KC, I remember feeling alone and suicidal when I was your age--many, many years ago. I'm so thankful I never acted on those thoughts. You are obviously bright and articulate. Do you have a dream about what you want to do when you reach adulthood? Hold on to those dreams! I hope you will share those dreams in another post. I can tell you have something special to do with your life.

 

I know you are in pain now, and it seems like it will never end. It must seem that nobody understands what you are going through. How overwhelming! On top of that, you feel that you have to take care of your brother when you are feeling as sad and desperate as he is!

 

Have you had these feelings before? What helped then? Did you talk to someone? Did you write your feelings as you have done here? (I'm so glad you took that risk!) It must have been puzzling that your brother suddenly got better. That's the way depression works sometimes. You feel really, really bad for a couple of weeks or so, and then you start to feel better--not perfect, but better. It's important when the depression is really bad to remember that  you won't always feel that way. Have you had times when you enjoyed being with your friends or enjoyed doing something that was important to you? Those times will return. I guarantee it! Hang in there, KC! The world needs what you can offer!

 

It sounds as if your Dad might be an alcoholic. Check this website for Alateen-- http://www.al-anon.alateen.org/english.html  I would love to see you find a group for teens who understand what you are going through.

 

I wish I had reached out to someone for help when I was your age. It's scary to take that first step to talk to someone, I know. Maybe you can share what you have written here with an adult you trust. Once you finally start to share with someone, it will get easier and eventually feel good to know that you have someone on your side who understands and accepts you.

 

It might feel at times that your parents don't love you. One of the hard parts of growing up is realizing that your parents might be messing up, but they still love you. Unfortunately, kids don't come with an instruction manual and parents usually end up parenting the way they were parented because that's all they know. Frustrating for you and for them.

 

Your parents and sibs might think that by telling you to be happy that you will be happy. They don't want you to be sad, but they have no idea how to help. You have already figured out that you can't force yourself to be happy. A smile on the outside doesn't mean you have a smile on the inside. When you wrote this e-mail, you were pissed off--very, very angry and very, very sad. Good for you for expressing those feelings. Feelings are not good or bad; it's what we do with them that is good or bad. All feelings are valuable, even when we don't like the experience.
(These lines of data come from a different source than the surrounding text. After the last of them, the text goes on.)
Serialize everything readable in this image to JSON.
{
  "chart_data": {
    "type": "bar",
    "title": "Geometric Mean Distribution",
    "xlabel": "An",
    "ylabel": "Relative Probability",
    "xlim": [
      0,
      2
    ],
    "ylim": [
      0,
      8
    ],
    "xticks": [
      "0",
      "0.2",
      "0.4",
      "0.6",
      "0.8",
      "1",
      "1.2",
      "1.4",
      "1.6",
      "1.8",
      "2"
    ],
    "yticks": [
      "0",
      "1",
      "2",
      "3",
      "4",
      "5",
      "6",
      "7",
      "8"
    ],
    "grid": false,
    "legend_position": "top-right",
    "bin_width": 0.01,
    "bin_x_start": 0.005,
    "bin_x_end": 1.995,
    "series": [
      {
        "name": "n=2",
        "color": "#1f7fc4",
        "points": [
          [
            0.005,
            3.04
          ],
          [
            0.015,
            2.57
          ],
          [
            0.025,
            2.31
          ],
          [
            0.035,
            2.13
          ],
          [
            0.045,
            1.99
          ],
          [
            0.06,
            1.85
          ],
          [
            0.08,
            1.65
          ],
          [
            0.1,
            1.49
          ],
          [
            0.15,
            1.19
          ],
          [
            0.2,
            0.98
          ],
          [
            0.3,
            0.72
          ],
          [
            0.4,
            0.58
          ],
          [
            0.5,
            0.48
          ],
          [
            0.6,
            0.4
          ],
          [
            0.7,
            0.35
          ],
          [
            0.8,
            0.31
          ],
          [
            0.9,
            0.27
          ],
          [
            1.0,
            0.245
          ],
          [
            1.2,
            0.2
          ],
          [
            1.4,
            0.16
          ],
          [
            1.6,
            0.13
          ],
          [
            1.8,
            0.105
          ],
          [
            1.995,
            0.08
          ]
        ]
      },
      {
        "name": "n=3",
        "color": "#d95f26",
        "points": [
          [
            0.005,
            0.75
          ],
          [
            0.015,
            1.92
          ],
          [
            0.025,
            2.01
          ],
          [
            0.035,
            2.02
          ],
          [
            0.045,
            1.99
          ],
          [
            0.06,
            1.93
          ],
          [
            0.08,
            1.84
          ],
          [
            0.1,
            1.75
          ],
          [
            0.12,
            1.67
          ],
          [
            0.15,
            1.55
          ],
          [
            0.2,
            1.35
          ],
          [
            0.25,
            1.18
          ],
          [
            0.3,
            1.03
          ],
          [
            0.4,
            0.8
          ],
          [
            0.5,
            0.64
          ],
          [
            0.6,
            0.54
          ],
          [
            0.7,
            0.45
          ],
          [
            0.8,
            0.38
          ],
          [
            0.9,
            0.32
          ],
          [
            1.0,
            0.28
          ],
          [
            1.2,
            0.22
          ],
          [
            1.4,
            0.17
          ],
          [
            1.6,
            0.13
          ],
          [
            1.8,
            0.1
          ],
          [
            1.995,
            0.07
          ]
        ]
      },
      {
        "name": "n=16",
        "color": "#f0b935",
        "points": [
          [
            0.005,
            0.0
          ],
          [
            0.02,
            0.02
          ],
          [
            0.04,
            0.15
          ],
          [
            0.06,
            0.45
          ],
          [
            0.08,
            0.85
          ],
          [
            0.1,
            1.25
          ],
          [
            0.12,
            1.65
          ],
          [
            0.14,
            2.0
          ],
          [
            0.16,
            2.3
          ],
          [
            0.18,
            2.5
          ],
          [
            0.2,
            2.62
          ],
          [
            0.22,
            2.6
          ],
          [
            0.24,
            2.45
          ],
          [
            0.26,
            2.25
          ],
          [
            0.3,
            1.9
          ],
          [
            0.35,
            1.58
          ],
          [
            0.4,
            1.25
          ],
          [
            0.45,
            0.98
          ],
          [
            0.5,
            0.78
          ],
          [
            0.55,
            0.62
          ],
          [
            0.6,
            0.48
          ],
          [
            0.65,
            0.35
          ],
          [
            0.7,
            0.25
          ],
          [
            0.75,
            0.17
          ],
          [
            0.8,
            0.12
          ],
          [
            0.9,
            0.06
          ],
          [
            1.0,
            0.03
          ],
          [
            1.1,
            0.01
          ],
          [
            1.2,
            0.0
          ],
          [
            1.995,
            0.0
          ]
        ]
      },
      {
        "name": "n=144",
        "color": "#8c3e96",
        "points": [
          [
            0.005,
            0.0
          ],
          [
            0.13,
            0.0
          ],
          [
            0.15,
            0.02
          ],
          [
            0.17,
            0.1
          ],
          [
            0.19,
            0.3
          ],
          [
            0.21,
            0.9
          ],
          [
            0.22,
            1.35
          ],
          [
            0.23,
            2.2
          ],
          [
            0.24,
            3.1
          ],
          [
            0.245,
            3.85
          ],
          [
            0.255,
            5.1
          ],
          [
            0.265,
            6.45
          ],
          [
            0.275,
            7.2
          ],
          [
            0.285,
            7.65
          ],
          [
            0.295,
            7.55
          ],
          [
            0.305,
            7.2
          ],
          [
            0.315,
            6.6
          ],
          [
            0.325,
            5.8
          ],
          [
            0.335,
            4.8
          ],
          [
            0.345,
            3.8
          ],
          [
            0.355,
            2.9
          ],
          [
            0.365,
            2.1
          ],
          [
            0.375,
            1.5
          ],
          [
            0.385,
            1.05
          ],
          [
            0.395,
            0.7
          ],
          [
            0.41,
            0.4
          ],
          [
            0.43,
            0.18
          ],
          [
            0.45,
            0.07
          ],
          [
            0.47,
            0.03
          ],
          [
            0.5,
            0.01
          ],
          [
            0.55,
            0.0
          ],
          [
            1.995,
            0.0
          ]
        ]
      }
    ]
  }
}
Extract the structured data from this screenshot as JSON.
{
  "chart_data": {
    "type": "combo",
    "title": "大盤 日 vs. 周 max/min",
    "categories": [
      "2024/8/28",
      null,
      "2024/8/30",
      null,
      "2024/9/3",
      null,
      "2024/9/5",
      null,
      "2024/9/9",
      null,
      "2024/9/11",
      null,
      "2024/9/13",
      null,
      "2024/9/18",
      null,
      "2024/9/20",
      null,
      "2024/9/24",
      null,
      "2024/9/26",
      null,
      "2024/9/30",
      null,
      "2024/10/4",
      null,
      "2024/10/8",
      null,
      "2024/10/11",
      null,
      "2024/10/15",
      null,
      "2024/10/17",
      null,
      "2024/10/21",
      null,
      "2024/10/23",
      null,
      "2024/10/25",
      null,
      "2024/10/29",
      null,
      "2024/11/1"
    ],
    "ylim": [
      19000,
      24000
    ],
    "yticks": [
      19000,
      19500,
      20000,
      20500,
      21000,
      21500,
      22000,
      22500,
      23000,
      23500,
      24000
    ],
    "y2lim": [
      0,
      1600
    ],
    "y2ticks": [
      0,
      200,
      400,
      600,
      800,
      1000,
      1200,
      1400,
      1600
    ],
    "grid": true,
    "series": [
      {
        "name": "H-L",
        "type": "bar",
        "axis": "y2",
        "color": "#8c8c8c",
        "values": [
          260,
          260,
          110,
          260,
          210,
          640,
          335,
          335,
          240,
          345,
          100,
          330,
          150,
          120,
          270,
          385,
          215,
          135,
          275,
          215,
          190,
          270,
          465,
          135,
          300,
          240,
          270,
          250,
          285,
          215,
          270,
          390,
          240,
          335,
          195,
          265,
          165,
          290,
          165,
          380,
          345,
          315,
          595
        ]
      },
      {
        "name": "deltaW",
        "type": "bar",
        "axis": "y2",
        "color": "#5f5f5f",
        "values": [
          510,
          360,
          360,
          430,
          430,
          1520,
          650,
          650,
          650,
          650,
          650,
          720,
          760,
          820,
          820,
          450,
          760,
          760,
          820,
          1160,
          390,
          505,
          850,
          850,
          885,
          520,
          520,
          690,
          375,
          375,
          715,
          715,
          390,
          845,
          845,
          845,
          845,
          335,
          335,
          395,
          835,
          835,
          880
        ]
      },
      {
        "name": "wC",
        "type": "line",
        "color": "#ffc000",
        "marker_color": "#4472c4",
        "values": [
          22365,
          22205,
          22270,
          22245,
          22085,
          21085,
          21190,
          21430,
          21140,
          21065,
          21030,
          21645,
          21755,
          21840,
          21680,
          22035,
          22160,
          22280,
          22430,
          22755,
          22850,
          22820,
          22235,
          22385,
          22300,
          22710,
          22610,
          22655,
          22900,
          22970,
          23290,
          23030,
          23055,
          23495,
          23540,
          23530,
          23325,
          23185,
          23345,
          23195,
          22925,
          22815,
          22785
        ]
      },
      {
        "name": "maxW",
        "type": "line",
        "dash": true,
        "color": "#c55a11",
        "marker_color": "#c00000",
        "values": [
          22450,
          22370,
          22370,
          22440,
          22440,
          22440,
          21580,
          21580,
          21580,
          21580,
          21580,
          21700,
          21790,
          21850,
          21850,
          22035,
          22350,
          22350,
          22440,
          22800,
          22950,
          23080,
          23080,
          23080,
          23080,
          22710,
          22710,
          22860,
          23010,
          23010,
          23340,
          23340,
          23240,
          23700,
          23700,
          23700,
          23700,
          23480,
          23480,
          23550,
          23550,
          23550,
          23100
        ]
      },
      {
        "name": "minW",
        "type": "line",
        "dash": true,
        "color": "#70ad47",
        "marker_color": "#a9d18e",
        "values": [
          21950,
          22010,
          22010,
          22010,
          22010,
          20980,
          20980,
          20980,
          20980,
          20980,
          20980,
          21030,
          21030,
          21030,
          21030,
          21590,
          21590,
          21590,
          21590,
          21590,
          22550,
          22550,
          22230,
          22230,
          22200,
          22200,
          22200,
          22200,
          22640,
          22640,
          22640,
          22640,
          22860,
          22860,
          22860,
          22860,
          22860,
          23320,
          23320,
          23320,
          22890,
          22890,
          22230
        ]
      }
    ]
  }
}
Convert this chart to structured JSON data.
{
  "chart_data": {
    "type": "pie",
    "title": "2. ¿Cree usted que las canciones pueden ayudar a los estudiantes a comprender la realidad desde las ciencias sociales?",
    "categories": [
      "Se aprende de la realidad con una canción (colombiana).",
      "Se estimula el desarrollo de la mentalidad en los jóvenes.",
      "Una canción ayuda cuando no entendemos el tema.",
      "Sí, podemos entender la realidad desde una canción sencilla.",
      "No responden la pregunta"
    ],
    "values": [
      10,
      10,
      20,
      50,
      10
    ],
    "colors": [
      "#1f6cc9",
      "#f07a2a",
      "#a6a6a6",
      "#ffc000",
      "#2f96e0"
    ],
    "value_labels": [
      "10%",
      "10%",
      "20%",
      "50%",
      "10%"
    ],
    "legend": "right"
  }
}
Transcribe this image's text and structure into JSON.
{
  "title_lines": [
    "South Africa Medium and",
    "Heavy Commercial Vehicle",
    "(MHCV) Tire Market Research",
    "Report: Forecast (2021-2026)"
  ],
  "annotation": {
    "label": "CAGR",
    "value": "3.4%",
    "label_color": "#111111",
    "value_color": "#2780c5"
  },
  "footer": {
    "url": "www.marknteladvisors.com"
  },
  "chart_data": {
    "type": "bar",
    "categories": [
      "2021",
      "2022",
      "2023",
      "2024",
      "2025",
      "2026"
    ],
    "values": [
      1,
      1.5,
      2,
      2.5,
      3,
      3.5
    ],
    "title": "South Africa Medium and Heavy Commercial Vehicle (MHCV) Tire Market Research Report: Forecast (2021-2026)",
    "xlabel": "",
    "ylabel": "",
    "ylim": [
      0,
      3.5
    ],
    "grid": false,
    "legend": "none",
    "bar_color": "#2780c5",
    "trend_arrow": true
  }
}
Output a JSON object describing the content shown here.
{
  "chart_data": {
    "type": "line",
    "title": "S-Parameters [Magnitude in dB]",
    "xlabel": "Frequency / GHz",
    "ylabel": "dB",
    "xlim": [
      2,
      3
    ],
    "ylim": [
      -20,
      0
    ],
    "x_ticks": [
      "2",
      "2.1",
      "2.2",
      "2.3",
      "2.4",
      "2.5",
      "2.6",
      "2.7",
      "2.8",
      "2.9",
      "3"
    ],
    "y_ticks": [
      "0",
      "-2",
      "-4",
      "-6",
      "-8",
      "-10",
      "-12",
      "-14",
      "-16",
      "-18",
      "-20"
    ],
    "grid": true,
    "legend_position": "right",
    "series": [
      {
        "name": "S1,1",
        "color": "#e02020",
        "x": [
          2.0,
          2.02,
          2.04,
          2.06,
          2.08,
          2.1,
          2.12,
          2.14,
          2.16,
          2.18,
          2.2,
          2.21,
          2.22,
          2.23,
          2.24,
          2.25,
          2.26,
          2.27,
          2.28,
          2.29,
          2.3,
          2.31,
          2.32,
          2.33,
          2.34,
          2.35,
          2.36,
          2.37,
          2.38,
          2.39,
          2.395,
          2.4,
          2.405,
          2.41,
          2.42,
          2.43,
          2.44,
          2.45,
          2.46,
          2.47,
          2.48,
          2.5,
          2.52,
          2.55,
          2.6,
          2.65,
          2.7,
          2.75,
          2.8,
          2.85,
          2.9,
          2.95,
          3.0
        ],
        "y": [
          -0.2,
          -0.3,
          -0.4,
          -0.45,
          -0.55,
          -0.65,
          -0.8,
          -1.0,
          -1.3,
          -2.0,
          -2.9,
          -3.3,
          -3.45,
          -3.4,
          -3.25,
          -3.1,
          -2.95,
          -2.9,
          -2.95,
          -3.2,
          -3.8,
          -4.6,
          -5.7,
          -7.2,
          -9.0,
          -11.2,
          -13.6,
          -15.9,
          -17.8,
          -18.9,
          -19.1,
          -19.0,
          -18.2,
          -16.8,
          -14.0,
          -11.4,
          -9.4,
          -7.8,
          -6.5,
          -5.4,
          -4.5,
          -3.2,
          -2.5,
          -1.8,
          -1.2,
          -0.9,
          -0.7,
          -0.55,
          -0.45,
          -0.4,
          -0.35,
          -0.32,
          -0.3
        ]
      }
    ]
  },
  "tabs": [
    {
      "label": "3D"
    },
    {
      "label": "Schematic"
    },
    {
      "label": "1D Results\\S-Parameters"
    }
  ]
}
They give us valuable information. When we are angry, it means we don't think our needs or wants are being met. I think you have needs that are not being met. What do you think those needs are? Can you write those needs down? You deserve to have those needs met. I hear a strong young woman in your words. I believe you will have the courage to reach out to a trustworthy adult. (Your friends will want to help, but they will be going through their own stuff. It's great to share with them, but it will be important to find an adult who has training in how to help.)

 

I wish all the good things for your future that you deserve! Take care. Let us know how you are getting along.